The Writer’s Guild Awards are one instance this awards season where “12 Years a Slave” has no chance of winning. Not because of a lack of support for John Ridley’s script, but rather because it isn’t even eligible. Due to requirements that limit the number of screenplays to WGA members or approved production companies, a number of this year’s high-profile contenders couldn’t have received any attention, but more on that later. For now, here is the list of the films that were actually nominated.
Major profile original screenplays that were ineligible included “Fruitvale Station” and “Rush,” while adapted titles included “12 Years,” “Philomena,” “Blue is the Warmest Color” and “Short Term 12.” However, this is nothing new. Last year’s winner for original screenplay, “Django Unchained,” was ineligible here. In fact, of the four major guilds, the WGA has the least conversion from guild nominee to Oscar nom.
Still, it is a feather in the cap for all the films named on Friday.
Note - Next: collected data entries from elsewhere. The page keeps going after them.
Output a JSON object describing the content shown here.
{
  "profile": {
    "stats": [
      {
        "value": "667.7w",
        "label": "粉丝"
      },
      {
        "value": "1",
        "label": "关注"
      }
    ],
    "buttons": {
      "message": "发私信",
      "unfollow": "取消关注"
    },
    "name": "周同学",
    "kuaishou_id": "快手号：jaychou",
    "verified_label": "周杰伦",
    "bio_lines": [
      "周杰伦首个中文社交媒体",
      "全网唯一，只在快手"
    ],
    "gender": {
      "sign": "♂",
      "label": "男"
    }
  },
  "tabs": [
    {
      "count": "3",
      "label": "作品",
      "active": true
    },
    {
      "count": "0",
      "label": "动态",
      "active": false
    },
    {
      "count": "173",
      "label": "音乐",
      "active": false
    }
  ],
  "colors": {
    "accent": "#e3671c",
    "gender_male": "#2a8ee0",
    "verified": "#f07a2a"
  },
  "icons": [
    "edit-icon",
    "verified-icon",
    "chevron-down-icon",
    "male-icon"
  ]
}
Woody Allen received his 21st nomination from the guild, along with other presumed nominees “American Hustle,” “Her,” “Nebraska,” “Before Midnight,” and “The Wolf of Wall Street.” And while it’s nice for “Lone Survivor” and “August: Osage County” to get mentioned, they will likely be two examples of films that won’t make the cross over to the Oscars.
For the second day in the row though, the biggest news is the inclusion of “Dallas Buyers Club” and the snub of “Inside Llewyn Davis.” The Coens are big industry favorites and they were eligible for original screenplay. Combine this with missing out on the Producers and Actors guilds, is “Inside Llewyn Davis” falling by the way side? These omissions make it seem more and more like a possibility that the film could miss in the major categories.
“Dallas Buyers Club” is taking all the momentum from “Inside Llewyn Davis” though. Now with nominations from SAG, PGA, and the WGA, it is clear that there is wide spread industry love for the uplifting film. What was once perceived as simply an acting contender has now become a very possible best picture nomination.
Both “Dallas” and “Inside Llewyn Davis,” however, are floating around the nine and ten positions; so to say either is a lock to get in or snubbed is near impossible. Out of the two, though, if there’s and edge it now has to be given to “Dallas.”